Nico Rosberg w sezonie 2010 trzykrotnie stanął na podium w barwach Mercedesa. Jednak w tegorocznych mistrzostwach najlepszą pozycją niemieckiego kierowcy było piąte miejsce. Mercedes GP nie był w stanie dotrzymać kroku takim zespołom jak Red Bull, McLaren i Ferrari. 26-letni kierowca oświadczył, że oczekiwał więcej od zespołu, który w sezonie 2009 zdobył mistrzostwo konstruktorów (pod nazwą Brawn GP).
- Zdecydowałem się przedłużyć kontrakt, ponieważ jestem pewien, że nasza sytuacja ulegnie poprawie - powiedział Rosberg dla "Gazzetta dello Sport". - Mercedes robi wszystko, żeby stworzyć zwycięską strukturę. Ross Brawn powiedział mi, że Aldo Costa jest niesamowity, tak samo jak pozostali nowi inżynierowie - dodał.

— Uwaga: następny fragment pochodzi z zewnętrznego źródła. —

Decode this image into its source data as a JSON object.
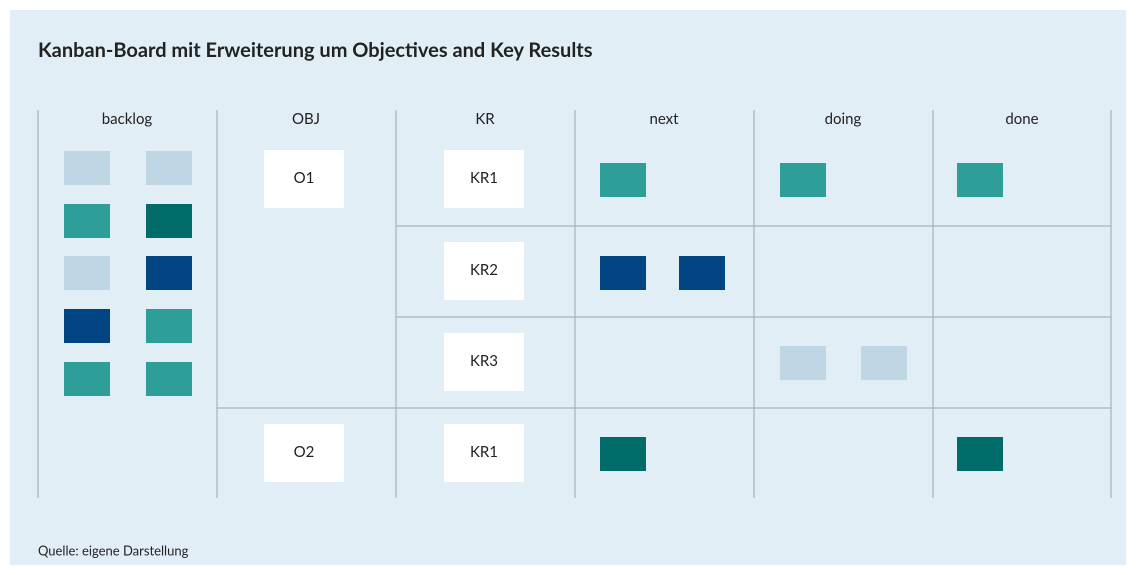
{
  "header": {
    "title": "Kanban-Board mit Erweiterung um Objectives and Key Results"
  },
  "columns": [
    "backlog",
    "OBJ",
    "KR",
    "next",
    "doing",
    "done"
  ],
  "objectives": [
    {
      "label": "O1",
      "key_results": [
        "KR1",
        "KR2",
        "KR3"
      ]
    },
    {
      "label": "O2",
      "key_results": [
        "KR1"
      ]
    }
  ],
  "footer": {
    "source": "Quelle: eigene Darstellung"
  }
}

Zanim Niemiec podpisał nowy kontrakt z Mercedes GP w mediach pojawiało się wiele plotek na temat jego przejścia do Ferrari. - Prawie wszyscy moi przyjaciele są Włochami i kibicują Ferrari. Ciągle pytają mnie, kiedy będę jeździł czerwonym bolidem. Ja jednak jestem Niemcem i jazda dla Mercedesa jest dla mnie najlepszą rzeczą. Brakuje mi zwycięskiego samochodu, ale mogę go dostać w sezonie 2012. Już nie mogę się doczekać - zdradził Rosberg.